Linden Font
Thursday, 31 January 2013
Neil Perry's steamed snapper with ginger and spring onions
I've been eyeing this recipe off the past few days. I'm craving clean, fresh flavours and am in dire need of some brain food. The last two weeks of red meat madness was pleasurable at the time, but I'm ready for a break. A short break, but a break all the same. You can take the girl out of the butcher... Wait. This isn't going to end well.

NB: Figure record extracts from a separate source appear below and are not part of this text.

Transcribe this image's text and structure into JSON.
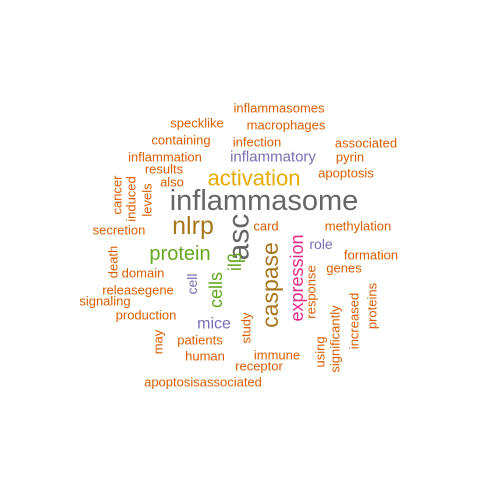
{
  "colors": {
    "orange": "#d95f02",
    "purple": "#7570b3",
    "pink": "#e7298a",
    "green": "#66a61e",
    "gold": "#e6ab02",
    "brown": "#a6761d",
    "gray": "#666666"
  },
  "words": [
    {
      "text": "inflammasome",
      "color": "gray"
    },
    {
      "text": "asc",
      "color": "gray"
    },
    {
      "text": "nlrp",
      "color": "brown"
    },
    {
      "text": "activation",
      "color": "gold"
    },
    {
      "text": "caspase",
      "color": "brown"
    },
    {
      "text": "protein",
      "color": "green"
    },
    {
      "text": "expression",
      "color": "pink"
    },
    {
      "text": "cells",
      "color": "green"
    },
    {
      "text": "ilβ",
      "color": "green"
    },
    {
      "text": "mice",
      "color": "purple"
    },
    {
      "text": "cell",
      "color": "purple"
    },
    {
      "text": "inflammatory",
      "color": "purple"
    },
    {
      "text": "role",
      "color": "purple"
    },
    {
      "text": "inflammasomes",
      "color": "orange"
    },
    {
      "text": "specklike",
      "color": "orange"
    },
    {
      "text": "macrophages",
      "color": "orange"
    },
    {
      "text": "containing",
      "color": "orange"
    },
    {
      "text": "infection",
      "color": "orange"
    },
    {
      "text": "associated",
      "color": "orange"
    },
    {
      "text": "inflammation",
      "color": "orange"
    },
    {
      "text": "pyrin",
      "color": "orange"
    },
    {
      "text": "results",
      "color": "orange"
    },
    {
      "text": "apoptosis",
      "color": "orange"
    },
    {
      "text": "also",
      "color": "orange"
    },
    {
      "text": "cancer",
      "color": "orange"
    },
    {
      "text": "induced",
      "color": "orange"
    },
    {
      "text": "levels",
      "color": "orange"
    },
    {
      "text": "methylation",
      "color": "orange"
    },
    {
      "text": "secretion",
      "color": "orange"
    },
    {
      "text": "card",
      "color": "orange"
    },
    {
      "text": "formation",
      "color": "orange"
    },
    {
      "text": "death",
      "color": "orange"
    },
    {
      "text": "domain",
      "color": "orange"
    },
    {
      "text": "genes",
      "color": "orange"
    },
    {
      "text": "releasegene",
      "color": "orange"
    },
    {
      "text": "signaling",
      "color": "orange"
    },
    {
      "text": "response",
      "color": "orange"
    },
    {
      "text": "production",
      "color": "orange"
    },
    {
      "text": "increased",
      "color": "orange"
    },
    {
      "text": "proteins",
      "color": "orange"
    },
    {
      "text": "may",
      "color": "orange"
    },
    {
      "text": "study",
      "color": "orange"
    },
    {
      "text": "patients",
      "color": "orange"
    },
    {
      "text": "using",
      "color": "orange"
    },
    {
      "text": "significantly",
      "color": "orange"
    },
    {
      "text": "human",
      "color": "orange"
    },
    {
      "text": "immune",
      "color": "orange"
    },
    {
      "text": "receptor",
      "color": "orange"
    },
    {
      "text": "apoptosisassociated",
      "color": "orange"
    }
  ]
}
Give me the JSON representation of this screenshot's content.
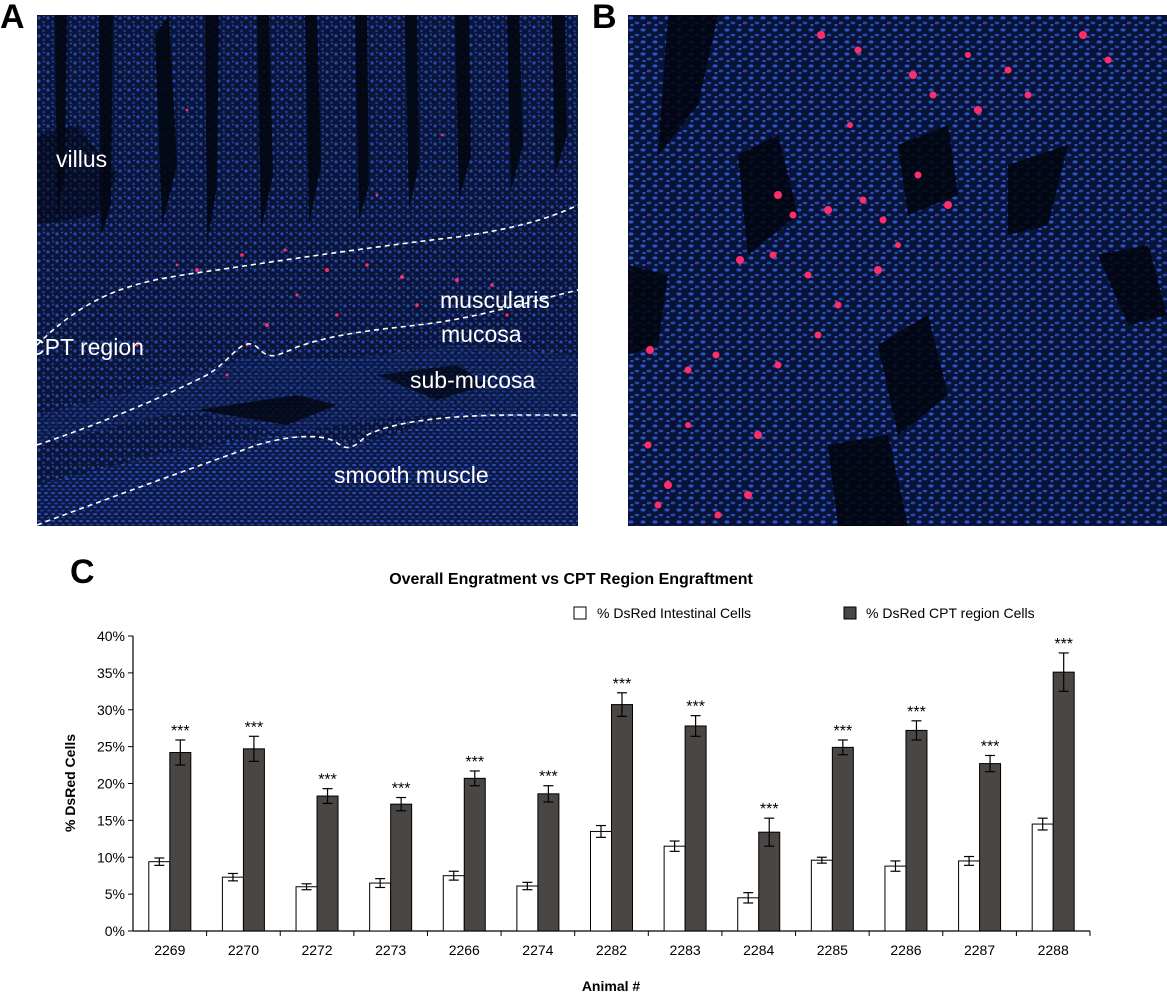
{
  "panels": {
    "a": {
      "letter": "A",
      "labels": {
        "villus": "villus",
        "cpt_region": "CPT region",
        "muscularis_line1": "muscularis",
        "muscularis_line2": "mucosa",
        "sub_mucosa": "sub-mucosa",
        "smooth_muscle": "smooth muscle"
      }
    },
    "b": {
      "letter": "B"
    },
    "c": {
      "letter": "C"
    }
  },
  "colors": {
    "nuclei": "#1f3ea8",
    "tissue_bg": "#07102e",
    "dsred": "#ff2d6a",
    "bar_intestinal": "#ffffff",
    "bar_cpt": "#4a4643"
  },
  "chart_data": {
    "type": "bar",
    "title": "Overall Engratment vs CPT Region Engraftment",
    "xlabel": "Animal #",
    "ylabel": "% DsRed Cells",
    "ylim": [
      0,
      40
    ],
    "yticks": [
      "0%",
      "5%",
      "10%",
      "15%",
      "20%",
      "25%",
      "30%",
      "35%",
      "40%"
    ],
    "grid": false,
    "legend_position": "top-right",
    "categories": [
      "2269",
      "2270",
      "2272",
      "2273",
      "2266",
      "2274",
      "2282",
      "2283",
      "2284",
      "2285",
      "2286",
      "2287",
      "2288"
    ],
    "series": [
      {
        "name": "% DsRed Intestinal Cells",
        "values": [
          9.4,
          7.3,
          6.0,
          6.5,
          7.5,
          6.1,
          13.5,
          11.5,
          4.5,
          9.6,
          8.8,
          9.5,
          14.5
        ],
        "errors": [
          0.5,
          0.5,
          0.4,
          0.6,
          0.6,
          0.5,
          0.8,
          0.7,
          0.7,
          0.4,
          0.7,
          0.6,
          0.8
        ]
      },
      {
        "name": "% DsRed CPT region Cells",
        "values": [
          24.2,
          24.7,
          18.3,
          17.2,
          20.7,
          18.6,
          30.7,
          27.8,
          13.4,
          24.9,
          27.2,
          22.7,
          35.1
        ],
        "errors": [
          1.7,
          1.7,
          1.0,
          0.9,
          1.0,
          1.1,
          1.6,
          1.4,
          1.9,
          1.0,
          1.3,
          1.1,
          2.6
        ]
      }
    ],
    "significance": [
      "***",
      "***",
      "***",
      "***",
      "***",
      "***",
      "***",
      "***",
      "***",
      "***",
      "***",
      "***",
      "***"
    ]
  }
}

I made a few alterations to Mr Perry's recipe (or is that Mr Perry AO after the weekend?) Nothing major, just swapping out the light soy for some dark (and just reduced the amount to 1.5 tablespoons) and I used a fillet instead of the whole fish (and steamed for just under 10 minutes). The cabbage leaf to rest the fish on was absent - I threw in some baking paper instead. It doesn't inspire confidence when you commence a post with "So, I made this amazing chef's recipe, but I totes changed it all". Rest assured, this was delicious despite my best efforts to stuff it up.
You can check out the recipe here. The Rockpool site is a treasure trove for some of Neil Perry's most amazing recipes, but if I were you I'd just bite the bullet and buy one of his cookbooks. Or better yet, go eat at one of his restaurants. Clarification: not a paid post. I just love his food.